I also remember a seminar he and Chris Perkins did at Pax discussing DMing. Chris was asked about his current campaigns and he mentioned briefly about Iomandra. He only needed to mention that briefly because his WotC blog was full of additional details as was that tremendous series he authored, the DM's Experience.

By contrast Mike had this to say: I'm not running a campaign now. (It's no wonder he never really grokked 4E.) That and his list of credits is really all you have to know about his opinions about 4E.

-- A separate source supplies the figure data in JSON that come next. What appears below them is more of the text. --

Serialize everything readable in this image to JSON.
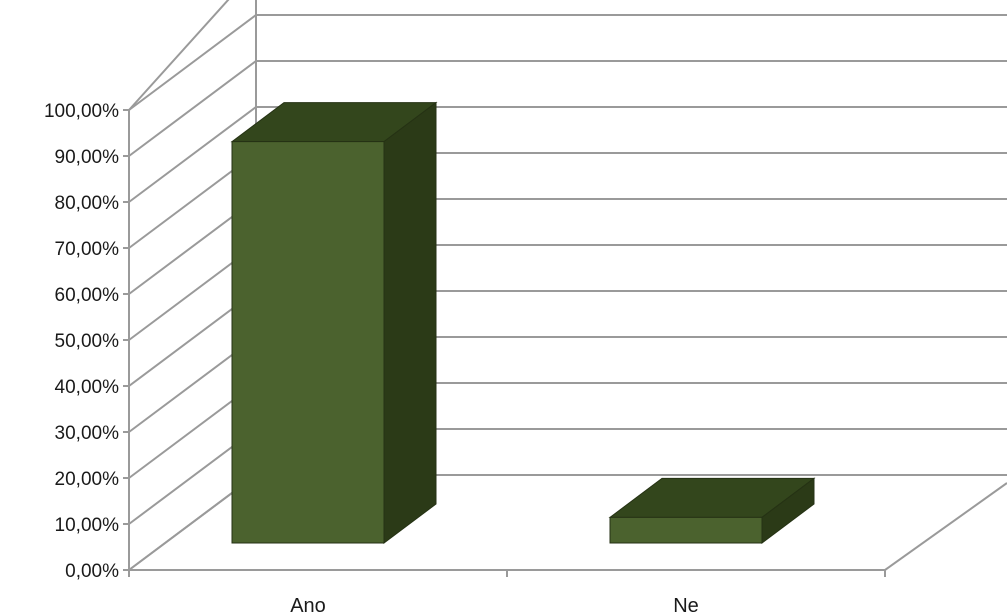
{
  "chart_data": {
    "type": "bar",
    "categories": [
      "Ano",
      "Ne"
    ],
    "values": [
      0.94,
      0.06
    ],
    "yticks": [
      "0,00%",
      "10,00%",
      "20,00%",
      "30,00%",
      "40,00%",
      "50,00%",
      "60,00%",
      "70,00%",
      "80,00%",
      "90,00%",
      "100,00%"
    ],
    "ylim": [
      0,
      1
    ],
    "grid": true,
    "legend": "none",
    "title": "",
    "xlabel": "",
    "ylabel": "",
    "colors": {
      "bar_front": "#4b622e",
      "bar_side": "#2b3a17",
      "bar_top": "#33461c",
      "bar_edge": "#253214",
      "grid": "#9a9a9a",
      "axis": "#9a9a9a"
    }
  }
}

That said, you would be misrepresenting my opinions if you claimed or implied or even inferred that I didn't think that 4E was perceived as being very different. I agree with that but, looking at D&D holistically (there's that word again) over the decades I have been playing, I can see the natural evolution (I'm sticking with that phrase) over the editions and the design choices made. But while I see the natural evolution, that's irrelevant in the face of subjective taste.

4E failed the subjective taste test. That I do agree. But, objectively, it's still very much an edition of D&D.

Oh, there were plenty of people who, ridiculously, claimed 4e "wasn't D&D" and blah blah blah blah blah. That Mearls quote is being stretched pretty far too. Mike never EVER said HE didn't think 4e was D&D or that it DID 'replace D&D fans with new ones' or any other such ridiculous thing. He was just addressing such hyperbole. Then he goes on to say that he wants to provide such people with a game they will like. That's all well and good, and I think its pretty clear, as you have pointed out, that Mearls himself wanted some other version of D&D for his own personal reasons.

Honestly, IMHO, it is a terrible business mistake to put in charge of your product line a person who doesn't believe in your product, and WotC never should have made Mike Mearls its head D&D guy in the 4e era. However it was just par for the course of execrable business decisions WotC has made in the D&D line. I don't know if the people who made those are still around, it was obviously a level above Mearls or the people who came before him, but I expect they have to have changed something at higher levels, because they certainly are at least clear now on what they're trying to do. Perhaps that is just a result of management leaving D&D to figure its own way out, and at least now Mearls has a game he LIKES, much as it chaffs me that he did such a bad disservice to my own preferred game.
 

Yeah, [MENTION=697]mearls[/MENTION] does not appear to be a 4E fan

Please, guys, could you stop writing out The Traitor's name out loud? I'm really not that superstitious but you know what they say: "When HIS name is written down on forums HE will descent again and HIS rule will be terrible." It just gives me... chills.